GENEL KURUL KONUŞMASI
Konu: 2020 Yılı Merkezi Yönetim Bütçe Kanun Teklifi ile 2018 Yılı Merkezi Yönetim Kesin Hesap Kanunu Teklifinin 3'üncü Tur görüşmeleri münasebetiyle
Yasama Yılı:3
Birleşim:31
Tarih:12.12.2019

HDP GRUBU ADINA SERPİL KEMALBAY PEKGÖZEGÜ (İzmir) - Genel Kurulu ve halklarımızı saygıyla selamlıyorum.

Sayın vekiller, bu bütçe halkın sırtından zenginlerin cebini doldurma bütçesidir; niye böyle söylüyorum, açıklayacağım. Bugün Türkiye'ye despotik bir iktidar hükmediyor. Ancak 21'inci yüzyılda faşist yönetimlerin dünya ölçeğinde yükselişine de tanıklık ediyoruz; bu tesadüf değil. Sevgili Harvey bunu şöyle açıklıyor: "Neoliberalizm artık kitlelerin rızasını aramıyor, meşruiyetini kaybetti. Neoliberalizm devlet otoriterliğiyle bir ittifak içine girmeden hayatta kalamazdı, şimdi, neofaşizmle bir ittifak yolunda ilerliyor. Çünkü dünyadaki tüm protesto hareketlerinde gördüğümüz gibi, herkes artık neoliberalizmin halkın sırtından zenginlerin ceplerini doldurma düzeni olduğunu görüyor."

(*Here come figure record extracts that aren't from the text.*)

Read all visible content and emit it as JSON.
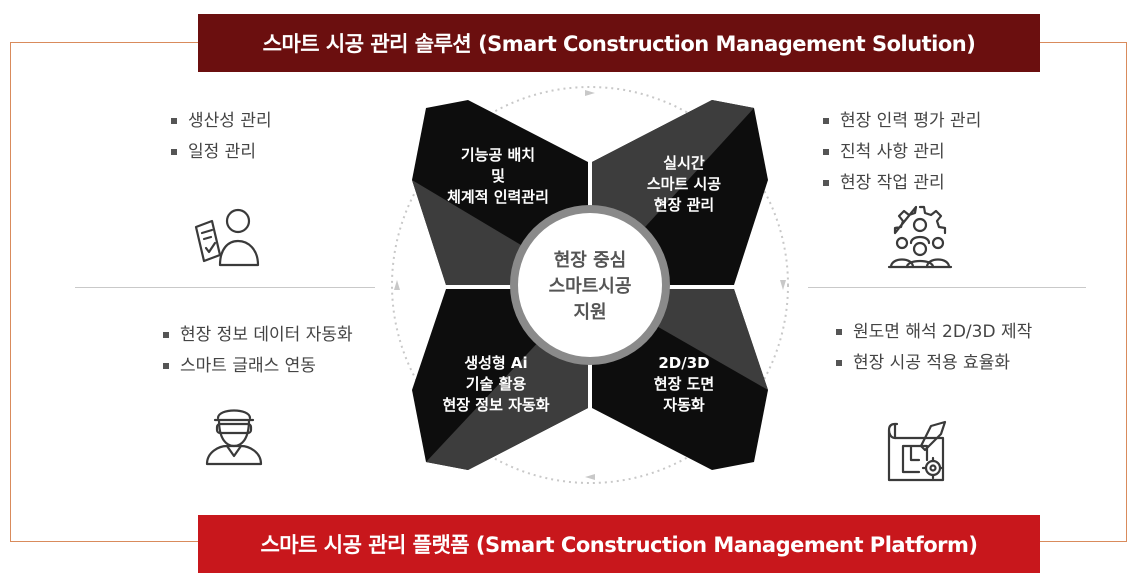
{
  "banners": {
    "top": "스마트 시공 관리 솔루션 (Smart Construction Management Solution)",
    "bottom": "스마트 시공 관리 플랫폼 (Smart Construction Management Platform)"
  },
  "left_top_items": [
    "생산성 관리",
    "일정 관리"
  ],
  "right_top_items": [
    "현장 인력 평가 관리",
    "진척 사항 관리",
    "현장 작업 관리"
  ],
  "left_bottom_items": [
    "현장 정보 데이터 자동화",
    "스마트 글래스 연동"
  ],
  "right_bottom_items": [
    "원도면 해석 2D/3D  제작",
    "현장 시공 적용 효율화"
  ],
  "center": {
    "lines": [
      "현장 중심",
      "스마트시공",
      "지원"
    ]
  },
  "quadrants": {
    "top_left": [
      "기능공 배치",
      "및",
      "체계적 인력관리"
    ],
    "top_right": [
      "실시간",
      "스마트 시공",
      "현장 관리"
    ],
    "bottom_left": [
      "생성형 Ai",
      "기술 활용",
      "현장 정보 자동화"
    ],
    "bottom_right": [
      "2D/3D",
      "현장 도면",
      "자동화"
    ]
  },
  "icons": {
    "left_top": "worker-checklist-icon",
    "right_top": "team-gear-icon",
    "left_bottom": "worker-smart-glasses-icon",
    "right_bottom": "blueprint-icon"
  },
  "colors": {
    "banner_top": "#6b0f0f",
    "banner_bottom": "#c8171c",
    "frame": "#d98b5c",
    "quadrant_dark": "#0d0d0d",
    "quadrant_mid": "#3d3d3d"
  }
}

Değerli arkadaşlar, bütçe hakkının gasbedildiği şu Parlamento tablosuna, Hükûmetin sömürüyü örtmek için sarıldığı terör diskuruna, izlenen savaş ve işgal politikalarına, "Ekonomik savaş var." söylemine, bu yıl şu ana kadar 1.600 işçinin iş cinayetinde yaşamını yitirmesine, gizli salgın olan meslek hastalıklarına, emeğin yok sayılıp bakım hizmeti yaptırılan ev kadınlarının durumuna, göz göre göre katledilen Ceren'lere, siyanürle intiharlara, diz boyu yolsuzluğa bir de bu gözle bakalım.

2020 bütçesinde 140 milyar savaşa ayrıldı, güvenlikçi politikalara ayrıldı. Bu, Türkiye'ye karşı saldırıların artmasından mıdır? Hayır. Ne demişti MİT Müsteşarı Hakan Fidan? "Üç beş füze atarız, savaşın gerekçesini yaratırız."

Değerli arkadaşlar, Türkiye bütçenin 195 milyarını teşvikler, ayrıcalıklar için sermayeye hibe ediyor. EYT'lilere ise hakları olmayan bir şeyi istiyorlarmış gibi muamele ediliyor. 26 milyar, emekçiye çok görülürken milyarlar, yüz milyarlar sermayeye peşkeş çekiliyor. Aslında, bu, para olmadığı için, bütçe olmadığı için değil, sermayeden yana tercih yapıldığı içindir. Şimdi bu, savaş, faiz ve sermaye bütçesini halka yedirmeye çalışıyorsunuz. Türkiye'de bir vahşi kapitalizm var. Ne demişti sokaktaki röportaj veren yurttaşımız? "Türkiye'de hard kapitalizm var." Şili'den Lübnan'a dünya halklarının ayakta olmasının sebebi, hard kapitalizmden kaynaklıdır, siyasi iktidarın halkın sırtından zenginlerin cebini doldurma çabasından kaynaklıdır.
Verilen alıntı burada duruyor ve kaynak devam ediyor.